Tim lifted the cloth carefully and displayed a beautifully built doll house. No, a model house—Welles corrected himself swiftly. A beautiful model, and—yes, built to scale.
“The roof comes off. See, it has a big storage room and a room for a play room or a maid or something. Then I lift off the attic—”
“Good heavens!” cried Peter Welles. “Any little girl would give her soul for this!”
“I used fancy wrapping papers for the wallpapers. I wove the rugs on a little hand loom,” gloated Timothy. “The furniture’s just like real, isn’t it? Some I bought; that’s plastic. Some I made of construction paper and things. The curtains were the hardest; but I couldn’t ask grandmother to sew them—”
“Why not?” the amazed doctor managed to ask.
“She might recognize this afterwards,” said Tim, and he lifted off the upstairs floor.
“Recognize it? You haven’t showed it to her? Then when would she see it?”

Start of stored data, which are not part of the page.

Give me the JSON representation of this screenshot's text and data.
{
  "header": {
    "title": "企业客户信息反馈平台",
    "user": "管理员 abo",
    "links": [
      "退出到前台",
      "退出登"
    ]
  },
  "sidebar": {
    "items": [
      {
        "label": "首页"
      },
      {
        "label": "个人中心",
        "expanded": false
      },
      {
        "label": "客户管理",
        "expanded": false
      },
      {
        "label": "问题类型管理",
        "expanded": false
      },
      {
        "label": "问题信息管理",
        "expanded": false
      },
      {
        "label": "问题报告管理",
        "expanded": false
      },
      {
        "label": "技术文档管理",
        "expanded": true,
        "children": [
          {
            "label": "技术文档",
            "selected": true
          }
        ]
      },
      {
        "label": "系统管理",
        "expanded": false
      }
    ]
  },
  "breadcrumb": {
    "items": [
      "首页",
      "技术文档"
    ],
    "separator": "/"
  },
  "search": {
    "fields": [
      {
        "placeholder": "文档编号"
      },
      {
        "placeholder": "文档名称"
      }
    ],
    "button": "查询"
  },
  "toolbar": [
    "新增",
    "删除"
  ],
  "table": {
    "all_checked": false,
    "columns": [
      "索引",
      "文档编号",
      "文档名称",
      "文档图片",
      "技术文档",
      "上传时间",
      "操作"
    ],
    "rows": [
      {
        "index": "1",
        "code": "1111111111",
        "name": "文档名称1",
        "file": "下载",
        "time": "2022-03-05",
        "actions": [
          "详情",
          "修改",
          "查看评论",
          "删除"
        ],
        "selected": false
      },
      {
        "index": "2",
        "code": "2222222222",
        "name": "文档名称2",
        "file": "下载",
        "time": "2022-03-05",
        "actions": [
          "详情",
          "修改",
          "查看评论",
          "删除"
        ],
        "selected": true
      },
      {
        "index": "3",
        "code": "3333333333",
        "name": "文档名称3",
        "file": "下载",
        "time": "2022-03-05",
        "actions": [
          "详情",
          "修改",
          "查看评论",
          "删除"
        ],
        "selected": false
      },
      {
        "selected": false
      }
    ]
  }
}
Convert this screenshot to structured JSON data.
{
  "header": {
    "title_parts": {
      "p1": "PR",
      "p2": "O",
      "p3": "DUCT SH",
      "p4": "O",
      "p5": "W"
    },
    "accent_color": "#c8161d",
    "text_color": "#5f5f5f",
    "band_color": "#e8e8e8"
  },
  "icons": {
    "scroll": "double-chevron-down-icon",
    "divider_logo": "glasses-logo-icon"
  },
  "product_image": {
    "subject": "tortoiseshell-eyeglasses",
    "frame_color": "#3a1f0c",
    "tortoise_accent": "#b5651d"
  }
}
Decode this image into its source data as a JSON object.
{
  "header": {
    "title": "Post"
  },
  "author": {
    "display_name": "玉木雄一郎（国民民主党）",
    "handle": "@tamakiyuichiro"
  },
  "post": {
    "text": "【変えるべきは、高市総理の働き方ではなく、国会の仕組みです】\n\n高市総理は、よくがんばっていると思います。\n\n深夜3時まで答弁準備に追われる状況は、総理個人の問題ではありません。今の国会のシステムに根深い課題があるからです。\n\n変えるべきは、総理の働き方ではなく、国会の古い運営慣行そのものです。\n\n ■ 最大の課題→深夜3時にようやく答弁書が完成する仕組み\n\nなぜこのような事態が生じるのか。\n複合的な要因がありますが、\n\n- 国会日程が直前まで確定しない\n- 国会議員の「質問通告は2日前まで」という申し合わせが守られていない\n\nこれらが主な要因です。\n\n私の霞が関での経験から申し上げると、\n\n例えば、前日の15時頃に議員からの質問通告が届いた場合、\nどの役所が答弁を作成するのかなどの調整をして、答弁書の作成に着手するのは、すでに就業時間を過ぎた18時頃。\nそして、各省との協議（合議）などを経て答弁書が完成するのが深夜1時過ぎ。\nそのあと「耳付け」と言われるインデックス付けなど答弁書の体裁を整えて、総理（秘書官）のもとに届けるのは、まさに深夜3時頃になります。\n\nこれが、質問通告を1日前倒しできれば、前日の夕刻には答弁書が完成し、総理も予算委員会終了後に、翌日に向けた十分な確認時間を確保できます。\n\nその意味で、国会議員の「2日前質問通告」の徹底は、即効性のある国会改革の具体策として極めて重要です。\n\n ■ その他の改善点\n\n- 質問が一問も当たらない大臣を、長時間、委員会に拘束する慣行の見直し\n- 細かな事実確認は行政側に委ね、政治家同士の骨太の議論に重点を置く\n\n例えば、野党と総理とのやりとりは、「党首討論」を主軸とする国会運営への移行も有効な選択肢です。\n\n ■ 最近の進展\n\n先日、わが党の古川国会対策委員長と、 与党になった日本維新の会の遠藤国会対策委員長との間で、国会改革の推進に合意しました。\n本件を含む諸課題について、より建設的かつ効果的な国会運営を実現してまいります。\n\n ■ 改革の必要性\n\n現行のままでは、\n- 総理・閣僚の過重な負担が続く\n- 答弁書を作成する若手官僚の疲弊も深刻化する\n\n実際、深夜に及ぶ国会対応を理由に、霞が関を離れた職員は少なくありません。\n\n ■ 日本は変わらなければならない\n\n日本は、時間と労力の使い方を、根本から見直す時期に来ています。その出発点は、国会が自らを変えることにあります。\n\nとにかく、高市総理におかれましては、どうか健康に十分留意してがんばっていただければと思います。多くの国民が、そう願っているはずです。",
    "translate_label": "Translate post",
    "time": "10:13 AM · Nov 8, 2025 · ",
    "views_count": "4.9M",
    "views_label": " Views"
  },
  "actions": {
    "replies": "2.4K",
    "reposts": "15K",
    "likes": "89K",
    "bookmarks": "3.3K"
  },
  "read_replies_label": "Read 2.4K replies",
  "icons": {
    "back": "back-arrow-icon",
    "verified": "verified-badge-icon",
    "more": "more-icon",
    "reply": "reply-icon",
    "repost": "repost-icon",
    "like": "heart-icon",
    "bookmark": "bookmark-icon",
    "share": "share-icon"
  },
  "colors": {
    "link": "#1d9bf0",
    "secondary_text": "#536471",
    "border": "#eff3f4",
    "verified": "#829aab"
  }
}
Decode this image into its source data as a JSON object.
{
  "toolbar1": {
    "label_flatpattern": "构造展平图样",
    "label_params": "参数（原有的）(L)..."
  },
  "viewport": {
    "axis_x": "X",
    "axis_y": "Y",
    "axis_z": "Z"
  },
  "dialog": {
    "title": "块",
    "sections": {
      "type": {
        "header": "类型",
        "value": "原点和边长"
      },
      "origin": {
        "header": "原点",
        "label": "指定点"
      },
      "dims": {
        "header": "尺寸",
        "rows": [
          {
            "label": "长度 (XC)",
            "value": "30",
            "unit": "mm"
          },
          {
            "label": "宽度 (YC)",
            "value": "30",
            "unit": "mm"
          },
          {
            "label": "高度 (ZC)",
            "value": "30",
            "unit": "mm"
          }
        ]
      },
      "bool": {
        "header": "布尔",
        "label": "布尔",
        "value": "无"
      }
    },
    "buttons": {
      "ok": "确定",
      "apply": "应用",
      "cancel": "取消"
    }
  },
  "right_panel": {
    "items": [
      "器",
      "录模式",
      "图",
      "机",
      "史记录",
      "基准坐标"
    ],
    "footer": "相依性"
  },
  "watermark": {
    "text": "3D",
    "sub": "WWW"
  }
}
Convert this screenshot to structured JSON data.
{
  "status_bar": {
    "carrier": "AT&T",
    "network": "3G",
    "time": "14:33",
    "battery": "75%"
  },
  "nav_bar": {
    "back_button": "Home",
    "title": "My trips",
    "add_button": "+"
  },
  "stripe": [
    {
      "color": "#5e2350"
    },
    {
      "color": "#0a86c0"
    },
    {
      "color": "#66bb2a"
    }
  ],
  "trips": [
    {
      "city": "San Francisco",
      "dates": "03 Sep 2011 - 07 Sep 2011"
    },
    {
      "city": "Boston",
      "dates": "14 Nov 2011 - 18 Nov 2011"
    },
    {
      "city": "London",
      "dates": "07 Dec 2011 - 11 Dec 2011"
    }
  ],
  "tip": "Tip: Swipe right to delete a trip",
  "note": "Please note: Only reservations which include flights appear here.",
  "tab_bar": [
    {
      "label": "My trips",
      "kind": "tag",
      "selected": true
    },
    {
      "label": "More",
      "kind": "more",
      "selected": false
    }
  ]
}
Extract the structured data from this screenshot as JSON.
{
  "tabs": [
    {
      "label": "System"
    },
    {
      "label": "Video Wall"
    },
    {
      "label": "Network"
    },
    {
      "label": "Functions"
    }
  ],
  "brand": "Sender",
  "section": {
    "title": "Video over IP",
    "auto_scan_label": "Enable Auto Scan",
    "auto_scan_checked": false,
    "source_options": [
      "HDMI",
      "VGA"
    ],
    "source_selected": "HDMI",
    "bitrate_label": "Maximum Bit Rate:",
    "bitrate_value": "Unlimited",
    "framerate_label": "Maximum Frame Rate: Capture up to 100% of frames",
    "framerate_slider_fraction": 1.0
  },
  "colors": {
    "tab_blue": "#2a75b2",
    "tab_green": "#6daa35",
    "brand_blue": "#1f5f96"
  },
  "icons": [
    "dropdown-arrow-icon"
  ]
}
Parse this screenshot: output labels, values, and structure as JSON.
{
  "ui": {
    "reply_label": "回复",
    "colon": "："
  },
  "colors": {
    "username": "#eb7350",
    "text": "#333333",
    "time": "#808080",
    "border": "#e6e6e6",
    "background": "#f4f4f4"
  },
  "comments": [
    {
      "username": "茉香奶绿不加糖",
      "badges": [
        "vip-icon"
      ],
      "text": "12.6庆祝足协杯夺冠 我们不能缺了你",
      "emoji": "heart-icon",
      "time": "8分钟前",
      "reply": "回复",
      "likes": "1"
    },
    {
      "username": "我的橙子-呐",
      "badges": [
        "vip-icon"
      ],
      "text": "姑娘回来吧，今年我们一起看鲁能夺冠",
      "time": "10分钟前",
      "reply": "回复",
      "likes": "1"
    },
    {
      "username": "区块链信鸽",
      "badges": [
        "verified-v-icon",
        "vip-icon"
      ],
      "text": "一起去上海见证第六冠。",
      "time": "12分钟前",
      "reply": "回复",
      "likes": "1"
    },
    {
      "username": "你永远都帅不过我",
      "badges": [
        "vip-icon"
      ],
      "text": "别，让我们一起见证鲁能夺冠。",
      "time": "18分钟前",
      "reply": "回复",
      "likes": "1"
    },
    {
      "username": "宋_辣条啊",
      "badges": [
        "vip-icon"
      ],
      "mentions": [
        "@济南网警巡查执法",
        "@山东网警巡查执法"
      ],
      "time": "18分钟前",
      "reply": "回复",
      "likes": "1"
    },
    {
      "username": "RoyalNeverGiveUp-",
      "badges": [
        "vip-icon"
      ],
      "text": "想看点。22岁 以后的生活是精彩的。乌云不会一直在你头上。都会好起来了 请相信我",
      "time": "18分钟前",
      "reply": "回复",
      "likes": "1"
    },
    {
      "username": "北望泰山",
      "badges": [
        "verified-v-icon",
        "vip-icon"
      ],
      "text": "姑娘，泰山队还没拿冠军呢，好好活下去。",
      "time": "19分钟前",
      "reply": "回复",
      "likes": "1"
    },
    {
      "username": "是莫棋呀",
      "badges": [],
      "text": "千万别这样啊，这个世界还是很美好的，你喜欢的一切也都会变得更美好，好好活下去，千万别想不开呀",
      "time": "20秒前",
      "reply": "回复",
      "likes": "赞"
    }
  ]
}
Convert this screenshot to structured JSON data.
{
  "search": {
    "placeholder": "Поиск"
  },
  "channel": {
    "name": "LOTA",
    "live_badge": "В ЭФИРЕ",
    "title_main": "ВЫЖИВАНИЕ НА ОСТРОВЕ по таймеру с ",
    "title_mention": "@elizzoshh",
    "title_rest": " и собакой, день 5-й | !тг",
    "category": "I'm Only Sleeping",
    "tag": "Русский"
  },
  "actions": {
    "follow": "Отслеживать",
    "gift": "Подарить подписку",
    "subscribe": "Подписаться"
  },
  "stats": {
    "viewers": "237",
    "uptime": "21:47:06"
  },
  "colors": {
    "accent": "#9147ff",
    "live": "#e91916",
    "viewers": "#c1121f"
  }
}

“She might not,” admitted Tim. “But I don’t like to take some risks.”
“That’s a very livable floor plan you’ve used,” said Welles, bending closer to examine the house in detail.
“Yes, I thought so. It’s awful how many house plans leave no clear wall space for books or pictures. Some of them have doors placed so you have to detour around the dining room table every time you go from the living room to the kitchen, or so that a whole corner of a room is good for nothing, with doors at all angles. Now, I designed this house to—”
“You designed it, Tim!”
“Why, sure. Oh, I see—you thought I built it from blue-prints I’d bought. My first model home, I did, but the architecture courses gave me so many ideas that I wanted to see how they would look. Now, the cellar and game room—”
Welles came to himself an hour later, and gasped when he looked at his watch.
“It’s too late. My patient has gone home again by this time. I may as well stay—how about the paper route?”
“I gave that up. Grandmother offered to feed the cats as soon as I gave her the kitten. And I wanted the time for this. Here are the pictures of the house.”